Yup. Specifically, the cave audio are all behind-the-scenes stuff, when someone recording a Serious Philosophy accidentally left their mic on, or the team debating which Serious Philosophy to include, or the like.
Everything you said in the spoiler was correct, except that the tabletop puzzle *is* the same as the maze
That’s something I didn’t figure out, embarrassingly, until after I beat the challenge.
As an aside, is that the timed puzzle that @Mahaloth said he skipped? It doesn’t seem too hard (I say having not actually done it); most of the individual puzzles are pretty easy.
Since last play, I’ve mostly been topside, working on environmental puzzles. I’m now at 495+101+1, having finished the monolith at the quarry. The castle and village monoliths are also pretty close (though I think the village might include some underground ones). I think, at this point, that there are only four environmental puzzles that I know of that I haven’t solved: In the surface world, the one in the symmetry boathouse that goes from a clay pot to a doorframe, which I just can’t get to line up; one in the marsh with the ferry-bridge where I just can’t get anything to continue one of the paths; and the one with the bits of wreckage viewed from behind the castle, that I can’t even get a spark on, and in the endgame area, solving the second test chamber with the bridge coming from the far side to the platform, instead of from the near side
Oh, also: In the starting area, You can solve the gate out of the garden as a panel puzzle, or you can solve it as an environmental puzzle, and either one appears to cut off the possibility of doing it the other way. I think I saw someone mentioning resetting it somehow, so as to solve it the other way? Is there actually some way to do that? Just leaving the panel-puzzle unsolved doesn’t do the trick.

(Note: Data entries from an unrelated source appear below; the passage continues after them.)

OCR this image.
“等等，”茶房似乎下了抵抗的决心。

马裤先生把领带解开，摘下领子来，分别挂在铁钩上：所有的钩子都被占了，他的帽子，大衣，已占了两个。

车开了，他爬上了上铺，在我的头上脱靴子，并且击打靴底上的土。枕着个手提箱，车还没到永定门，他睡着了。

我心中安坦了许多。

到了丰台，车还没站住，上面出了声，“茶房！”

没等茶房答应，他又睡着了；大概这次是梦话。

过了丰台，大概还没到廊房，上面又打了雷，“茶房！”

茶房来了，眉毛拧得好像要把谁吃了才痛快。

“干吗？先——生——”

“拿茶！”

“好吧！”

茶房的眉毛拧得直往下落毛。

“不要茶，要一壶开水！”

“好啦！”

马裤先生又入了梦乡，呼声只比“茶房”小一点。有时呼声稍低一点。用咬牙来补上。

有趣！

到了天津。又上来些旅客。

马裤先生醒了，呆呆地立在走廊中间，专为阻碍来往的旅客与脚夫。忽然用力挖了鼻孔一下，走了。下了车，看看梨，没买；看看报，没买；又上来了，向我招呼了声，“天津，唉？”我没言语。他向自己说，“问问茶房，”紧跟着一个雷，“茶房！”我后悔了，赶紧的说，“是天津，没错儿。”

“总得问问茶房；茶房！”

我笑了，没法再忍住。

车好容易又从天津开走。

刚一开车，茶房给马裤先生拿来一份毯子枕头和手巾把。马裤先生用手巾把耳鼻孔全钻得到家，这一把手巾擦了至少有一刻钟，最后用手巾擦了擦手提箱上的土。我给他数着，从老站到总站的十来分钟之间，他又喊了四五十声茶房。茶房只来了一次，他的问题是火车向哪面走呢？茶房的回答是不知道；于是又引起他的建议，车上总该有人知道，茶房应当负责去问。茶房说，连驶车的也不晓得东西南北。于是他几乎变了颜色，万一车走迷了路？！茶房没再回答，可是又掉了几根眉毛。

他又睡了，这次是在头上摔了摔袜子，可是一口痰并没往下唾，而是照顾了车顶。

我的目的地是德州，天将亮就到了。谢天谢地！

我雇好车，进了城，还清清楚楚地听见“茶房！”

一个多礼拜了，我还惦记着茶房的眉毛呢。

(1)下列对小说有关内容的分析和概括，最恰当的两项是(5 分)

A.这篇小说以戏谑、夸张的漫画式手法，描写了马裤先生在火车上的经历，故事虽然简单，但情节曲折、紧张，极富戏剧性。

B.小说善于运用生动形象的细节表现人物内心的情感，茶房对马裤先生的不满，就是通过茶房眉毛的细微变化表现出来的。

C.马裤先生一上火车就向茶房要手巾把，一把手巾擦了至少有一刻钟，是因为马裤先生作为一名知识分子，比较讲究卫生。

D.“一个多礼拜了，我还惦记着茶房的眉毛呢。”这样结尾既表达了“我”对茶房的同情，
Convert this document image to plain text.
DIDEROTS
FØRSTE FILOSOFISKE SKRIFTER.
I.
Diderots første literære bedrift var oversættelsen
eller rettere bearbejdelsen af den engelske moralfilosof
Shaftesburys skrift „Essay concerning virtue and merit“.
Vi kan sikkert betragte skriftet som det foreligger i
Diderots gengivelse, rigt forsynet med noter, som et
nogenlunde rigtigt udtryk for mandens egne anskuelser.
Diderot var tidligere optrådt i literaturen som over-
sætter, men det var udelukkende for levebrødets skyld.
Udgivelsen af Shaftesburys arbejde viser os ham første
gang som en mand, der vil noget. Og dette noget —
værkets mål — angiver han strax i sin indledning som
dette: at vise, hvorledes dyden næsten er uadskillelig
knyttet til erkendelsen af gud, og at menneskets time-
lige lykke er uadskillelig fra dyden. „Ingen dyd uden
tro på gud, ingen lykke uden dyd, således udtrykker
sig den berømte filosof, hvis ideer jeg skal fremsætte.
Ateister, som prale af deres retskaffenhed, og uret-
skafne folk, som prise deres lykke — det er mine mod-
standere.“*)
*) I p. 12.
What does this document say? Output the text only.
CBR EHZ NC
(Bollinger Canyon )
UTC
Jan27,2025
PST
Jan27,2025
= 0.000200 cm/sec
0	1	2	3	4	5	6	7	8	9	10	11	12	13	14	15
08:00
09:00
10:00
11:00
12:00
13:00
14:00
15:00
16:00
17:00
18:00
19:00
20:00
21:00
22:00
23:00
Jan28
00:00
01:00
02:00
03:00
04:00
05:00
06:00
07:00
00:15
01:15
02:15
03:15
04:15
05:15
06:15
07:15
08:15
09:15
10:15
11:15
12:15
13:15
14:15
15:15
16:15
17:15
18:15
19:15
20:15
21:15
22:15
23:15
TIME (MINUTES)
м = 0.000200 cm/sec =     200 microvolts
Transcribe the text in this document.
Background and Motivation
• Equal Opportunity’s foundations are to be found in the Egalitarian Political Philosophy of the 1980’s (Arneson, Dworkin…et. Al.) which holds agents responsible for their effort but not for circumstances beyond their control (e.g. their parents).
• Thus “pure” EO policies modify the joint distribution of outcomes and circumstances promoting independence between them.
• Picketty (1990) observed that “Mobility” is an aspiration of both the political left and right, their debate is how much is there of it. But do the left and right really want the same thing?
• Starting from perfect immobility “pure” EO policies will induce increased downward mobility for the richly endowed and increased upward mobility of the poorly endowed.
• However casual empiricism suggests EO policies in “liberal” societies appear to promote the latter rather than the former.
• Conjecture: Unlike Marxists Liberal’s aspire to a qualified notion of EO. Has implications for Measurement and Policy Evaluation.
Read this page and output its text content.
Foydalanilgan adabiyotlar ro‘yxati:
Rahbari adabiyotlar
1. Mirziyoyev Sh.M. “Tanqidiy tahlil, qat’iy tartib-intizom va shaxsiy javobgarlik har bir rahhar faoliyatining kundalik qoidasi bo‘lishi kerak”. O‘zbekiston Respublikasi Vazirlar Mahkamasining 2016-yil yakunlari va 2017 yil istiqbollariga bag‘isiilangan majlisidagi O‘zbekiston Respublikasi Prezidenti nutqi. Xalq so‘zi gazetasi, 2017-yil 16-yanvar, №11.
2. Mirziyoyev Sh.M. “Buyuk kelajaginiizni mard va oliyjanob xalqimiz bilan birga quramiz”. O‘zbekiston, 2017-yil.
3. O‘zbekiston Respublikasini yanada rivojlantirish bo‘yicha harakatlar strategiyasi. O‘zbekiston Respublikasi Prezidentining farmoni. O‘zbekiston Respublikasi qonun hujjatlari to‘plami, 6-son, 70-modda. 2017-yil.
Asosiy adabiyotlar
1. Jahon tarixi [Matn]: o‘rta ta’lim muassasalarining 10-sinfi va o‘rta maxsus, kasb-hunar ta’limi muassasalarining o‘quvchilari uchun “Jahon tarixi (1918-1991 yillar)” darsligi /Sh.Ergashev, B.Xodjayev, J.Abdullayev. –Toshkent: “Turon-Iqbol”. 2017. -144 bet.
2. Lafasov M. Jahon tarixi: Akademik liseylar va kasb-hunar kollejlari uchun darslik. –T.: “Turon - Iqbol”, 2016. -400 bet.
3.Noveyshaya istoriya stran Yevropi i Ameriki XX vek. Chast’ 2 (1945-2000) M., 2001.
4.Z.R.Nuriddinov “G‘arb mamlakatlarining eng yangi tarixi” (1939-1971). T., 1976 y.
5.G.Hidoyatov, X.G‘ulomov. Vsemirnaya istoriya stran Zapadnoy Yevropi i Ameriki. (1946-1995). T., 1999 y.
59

I also discovered that there are quite a few that involve looking up at the underside of various things, including the village tower, a moveable bridge in the village, and the reconfigurable bridges in the treehouses
I think I rather enjoy the ones where you need to configure something in the world to assemble the environmental puzzle before you do it (beyond just finding the right place to stand, of course).
Yes.
The code to resetting the gate is somewhere in the caves. Doing so and instantly seeing the sun as part of an environmental puzzle was the coolest moment in the game for me and really drove home what I thought the point of the game was. It also leads to what I consider the real ending, which you’ve already commented on.
I hate timed puzzles and the panic that ensues ruins them for me. I’ve seen it done and agree it is totally doable. I was so fatigued by the end, I let it go.
No individual element is very difficult, but you have to solve pretty much every single puzzle quickly and cleanly in order to get under the time limit. I’m not sure how many attempts I made before I succeeded, but it was well over 20.